Gut informiert, wie Melek in Sachen Personalien schon immer war, kann sie mir sogar sagen, wann wer eine Ehrenrunde gedreht hat. »Bei vielen von uns war immer nur ein Frage von Zeit, bis wir bleiben sitzen. Aber jetze?« Ein fröhliches Grinsen erhellt ihr Gesicht. »Wir sind wieder in eine Klasse.«
»Und dreima darfste raten«, mischt sich eine vertraute Stimme von hinten ein, »wer den Sauhaufen leitet.«
Da ist er also: Geierchen. Breitbeinig kommt der gut trainierte Endfünfziger in unsere Runde gestiefelt, zerquetscht zum Gruß meine Hand und grinst mich dabei so breit an, dass ich von seinen weißen Zähnen im Sonnenlicht geblendet werde.
»Nu kick ma eena an, der Möchtegern-Lehrer. Na, Herr Mülla, wie jeht ett?«
Ich verabschiede mich von den Mädels, dann schlendere ich neben meinem Ex-Kollegen zwischen den Teenagerhorden hindurch über den Hof bis ins Schulgebäude.

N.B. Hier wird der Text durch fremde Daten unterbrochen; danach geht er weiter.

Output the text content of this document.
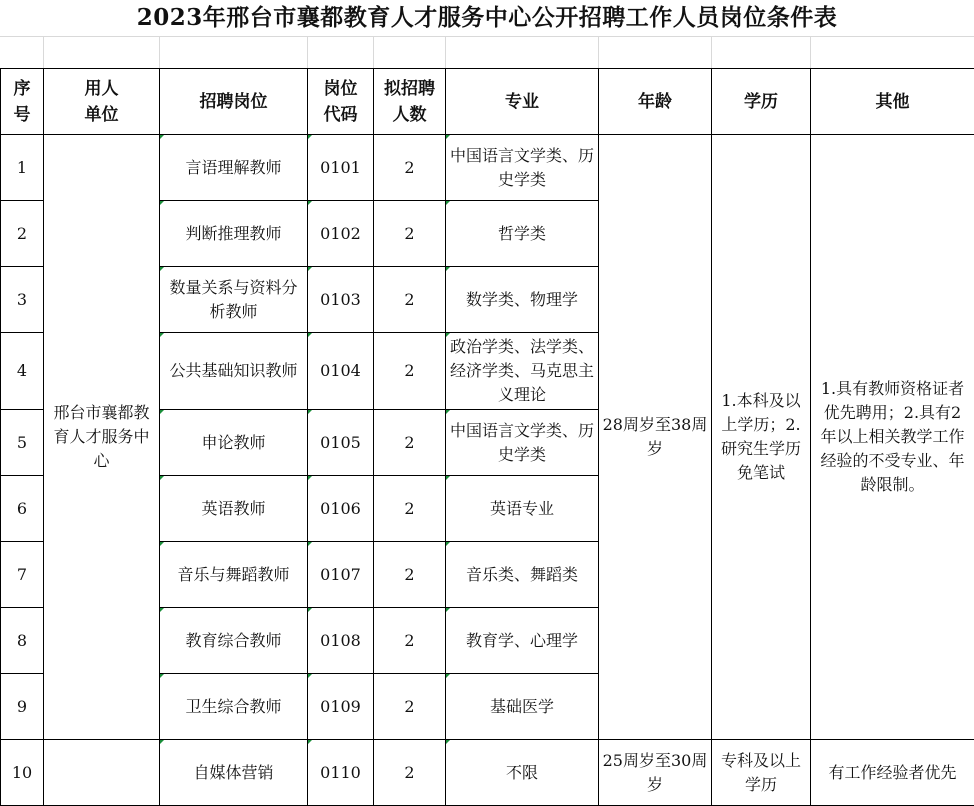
2023年邢台市襄都教育人才服务中心公开招聘工作人员岗位条件表
序号	用人单位	招聘岗位	岗位代码	拟招聘人数	专业	年龄	学历	其他
1	邢台市襄都教育人才服务中心	言语理解教师	0101	2	中国语言文学类、历史学类	28周岁至38周岁	1.本科及以上学历；2.研究生学历免笔试	1.具有教师资格证者优先聘用；2.具有2年以上相关教学工作经验的不受专业、年龄限制。
2		判断推理教师	0102	2	哲学类			
3		数量关系与资料分析教师	0103	2	数学类、物理学			
4		公共基础知识教师	0104	2	政治学类、法学类、经济学类、马克思主义理论			
5		申论教师	0105	2	中国语言文学类、历史学类			
6		英语教师	0106	2	英语专业			
7		音乐与舞蹈教师	0107	2	音乐类、舞蹈类			
8		教育综合教师	0108	2	教育学、心理学			
9		卫生综合教师	0109	2	基础医学			
10		自媒体营销	0110	2	不限	25周岁至30周岁	专科及以上学历	有工作经验者优先
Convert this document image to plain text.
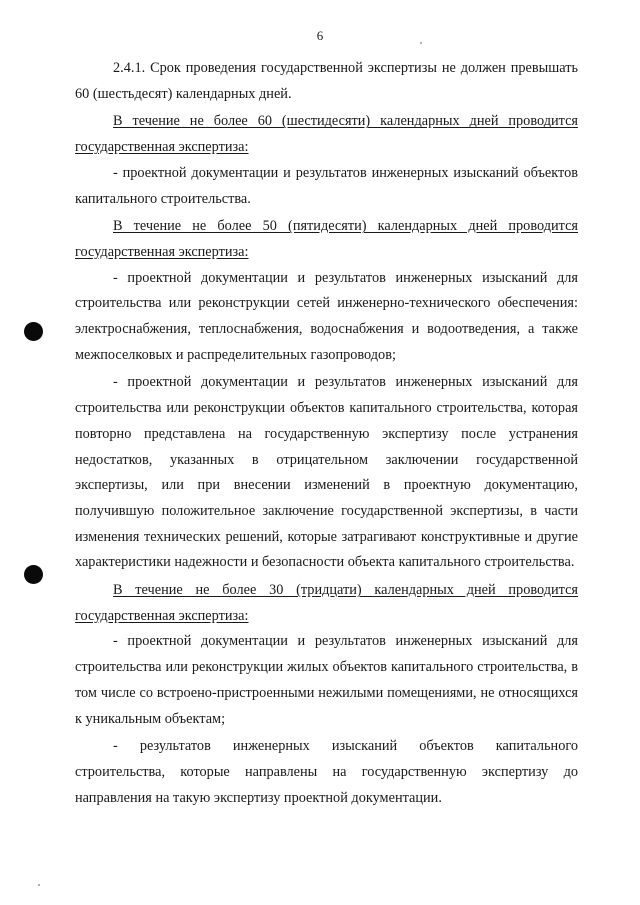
6

2.4.1. Срок проведения государственной экспертизы не должен превышать 60 (шестьдесят) календарных дней.

В течение не более 60 (шестидесяти) календарных дней проводится государственная экспертиза:

- проектной документации и результатов инженерных изысканий объектов капитального строительства.

В течение не более 50 (пятидесяти) календарных дней проводится государственная экспертиза:

- проектной документации и результатов инженерных изысканий для строительства или реконструкции сетей инженерно-технического обеспечения: электроснабжения, теплоснабжения, водоснабжения и водоотведения, а также межпоселковых и распределительных газопроводов;

- проектной документации и результатов инженерных изысканий для строительства или реконструкции объектов капитального строительства, которая повторно представлена на государственную экспертизу после устранения недостатков, указанных в отрицательном заключении государственной экспертизы, или при внесении изменений в проектную документацию, получившую положительное заключение государственной экспертизы, в части изменения технических решений, которые затрагивают конструктивные и другие характеристики надежности и безопасности объекта капитального строительства.

В течение не более 30 (тридцати) календарных дней проводится государственная экспертиза:

- проектной документации и результатов инженерных изысканий для строительства или реконструкции жилых объектов капитального строительства, в том числе со встроено-пристроенными нежилыми помещениями, не относящихся к уникальным объектам;

- результатов инженерных изысканий объектов капитального строительства, которые направлены на государственную экспертизу до направления на такую экспертизу проектной документации.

»Seit ick die Großen unterrichte, kann ick dir saren: Vajiss allet, watte als Grundschullehrer jelernt hast«, erklärt er mir und hält sich vor den stinkenden Toiletten im Eingangsbereich routiniert die Nase zu. »Oberschüler sind ’ne andere Jewichtsklasse. Die hamm jenauso wenich Durchblick, aber noch weenja Bock wie die Kleenen.«
Mit diesen Worten betreten wir das Lehrerzimmer, und auch hier hat die Veränderung wohl nur im Personalbereich stattgefunden. Das Mobiliar hingegen ist noch immer geprägt vom Stil der 70er-Jahre: moosgrüne Sitzpolster zu dunkelbraunem Teppich, Buchenfurnierfolie auf Pressspanmöbeln und orangefarbene Vorhänge, die dem hereinfallenden Tageslicht einen Farbton verleihen, neben dem jede App für Vintagefotos nur abstinken kann. Dazu duftet es nach warmem Kopierpapier, kaltem Filterkaffee und Staub. Einige der anwesenden Lehrkräfte sprechen leise mit sich selbst, andere starren kauend und mit einem Graubrot in der Hand auf den Tisch. Nur drei jüngere Lehrerinnen tauschen sich etwas lauter über ihren Unterricht aus.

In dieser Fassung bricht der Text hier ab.